Dua desa diwilayah Kecamatan Jabon itu setiap tahunnya selalu menjadi langganan banjir apabila musim penghujan datang karena menjadi titik kumpulnya air dari wilayah Bangil-Pasuruan.

Kepala Desa (Kades) Semambung Ahmad Jainuri mengatakan bahwa pada hari Jum’at (2/3/2018) lalu genangan air sudah mulai surut yang semula tingginya 20 cm turun menjadi 10 cm.

“Namun turunnya hujan deras membuat air kembali naik. Saat ini sekitar 15 cm hingga 20 cm,” katanya.

Diungkapkan oleh Kades Ahmad Jainuri bahwa terjadinya banjir didesanya sangat berdampak bagi perekonomian warga yang sawahnya terendam sehingga para petani tidak bisa bercocok tanam.

Walaupun satu unit mesin pompa dari Badan Penanggulangan Bencana Daerah (BPBD) Kabupaten Sidoarjo sudah dioperasionalkan untuk mengurangi debit air, namuin tidak berpengaruh banyak.

“Surutnya lama.
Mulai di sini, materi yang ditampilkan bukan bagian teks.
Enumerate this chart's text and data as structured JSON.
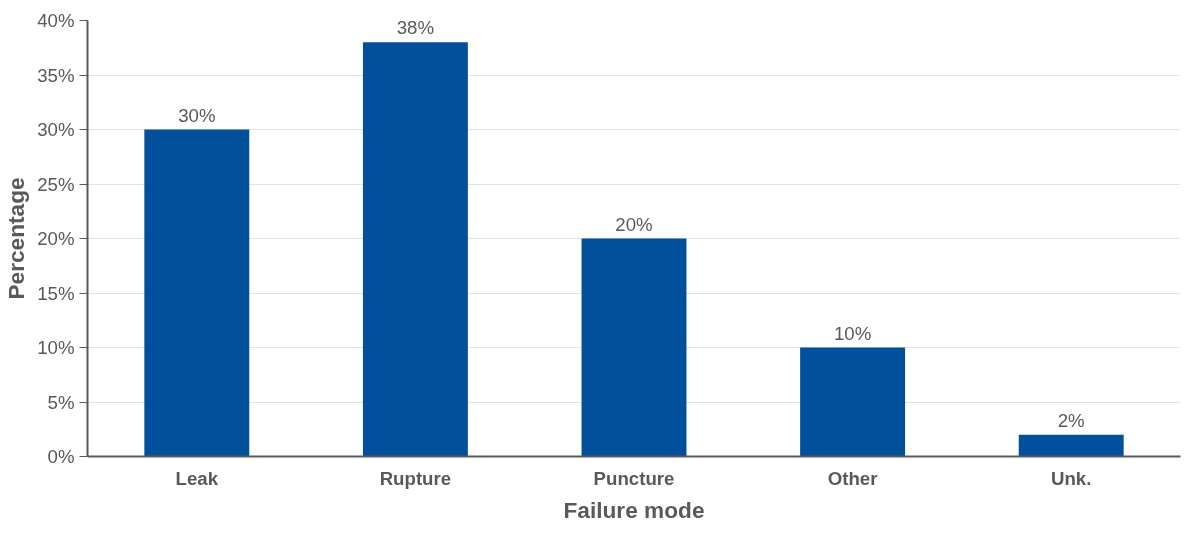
{
  "chart_data": {
    "type": "bar",
    "xlabel": "Failure mode",
    "ylabel": "Percentage",
    "categories": [
      "Leak",
      "Rupture",
      "Puncture",
      "Other",
      "Unk."
    ],
    "values": [
      30,
      38,
      20,
      10,
      2
    ],
    "value_labels": [
      "30%",
      "38%",
      "20%",
      "10%",
      "2%"
    ],
    "color": "#02509b",
    "ylim": [
      0,
      40
    ],
    "yticks": [
      {
        "value": 0,
        "label": "0%"
      },
      {
        "value": 5,
        "label": "5%"
      },
      {
        "value": 10,
        "label": "10%"
      },
      {
        "value": 15,
        "label": "15%"
      },
      {
        "value": 20,
        "label": "20%"
      },
      {
        "value": 25,
        "label": "25%"
      },
      {
        "value": 30,
        "label": "30%"
      },
      {
        "value": 35,
        "label": "35%"
      },
      {
        "value": 40,
        "label": "40%"
      }
    ],
    "grid": "y"
  }
}
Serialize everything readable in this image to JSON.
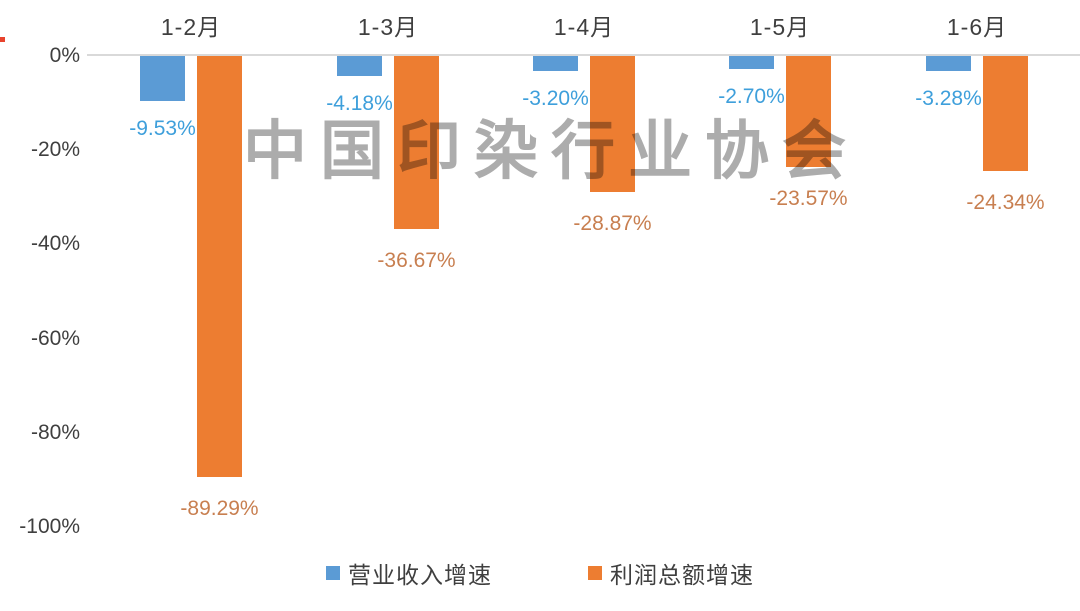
{
  "chart_data": {
    "type": "bar",
    "title": "",
    "categories": [
      "1-2月",
      "1-3月",
      "1-4月",
      "1-5月",
      "1-6月"
    ],
    "series": [
      {
        "name": "营业收入增速",
        "color": "#5b9bd5",
        "label_color": "#3e9fdb",
        "values": [
          -9.53,
          -4.18,
          -3.2,
          -2.7,
          -3.28
        ],
        "labels": [
          "-9.53%",
          "-4.18%",
          "-3.20%",
          "-2.70%",
          "-3.28%"
        ]
      },
      {
        "name": "利润总额增速",
        "color": "#ed7d31",
        "label_color": "#c87f50",
        "values": [
          -89.29,
          -36.67,
          -28.87,
          -23.57,
          -24.34
        ],
        "labels": [
          "-89.29%",
          "-36.67%",
          "-28.87%",
          "-23.57%",
          "-24.34%"
        ]
      }
    ],
    "y_axis": {
      "min": -100,
      "max": 0,
      "ticks": [
        {
          "label": "0%",
          "value": 0
        },
        {
          "label": "-20%",
          "value": -20
        },
        {
          "label": "-40%",
          "value": -40
        },
        {
          "label": "-60%",
          "value": -60
        },
        {
          "label": "-80%",
          "value": -80
        },
        {
          "label": "-100%",
          "value": -100
        }
      ]
    },
    "grid": false,
    "legend_position": "bottom",
    "legend": [
      "营业收入增速",
      "利润总额增速"
    ],
    "watermark": "中国印染行业协会"
  }
}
Begitu surut ditambahi hujan, jadinya banjir lagi,” ungkapnya.

Akibat banjir sudah yang merendam wilayahnya sejak sebulan lalu, banyak warga yang bertahan dirumahnya masing-masing mulai mengeluh gatal-gatal dikakinya dan ada juga yang mengalami diare.

“Untuk itu, kami sangat berharap agar Pemkab Sidoarjo segera turun tangan untuk memberikan bantuan obat-obatan, seperti salep gatal serta obat diare,” ujarnya.

Sementara itu, Agus Hidayat Kepala Bidang Operasional dan Pemeliharaan Dinas Pekerjaan Umum dan Penataan Ruang (Kabid O&P PUPR) Kabupaten Sidoarjo menjelaskan bahwa ada beberapa titik yang mengalami genangan dan pihaknya segera menurunkan petugas untuk mengecek kondisi dilapangan.

“Cek avfour Porong dulu, jika air tidak tinggi bisa dilakukan pemompaan,” jelasnya.

Diterangkan oleh Agus Hidayat bahwa banjir yang sering terjadi diwilayah selatan Kabupaten Sidoarjo disebabkan oleh dua hal, yaitu volume air sungai yang penuh karena pendangkalan dan air kiriman dari Kabupaten Pasuruan.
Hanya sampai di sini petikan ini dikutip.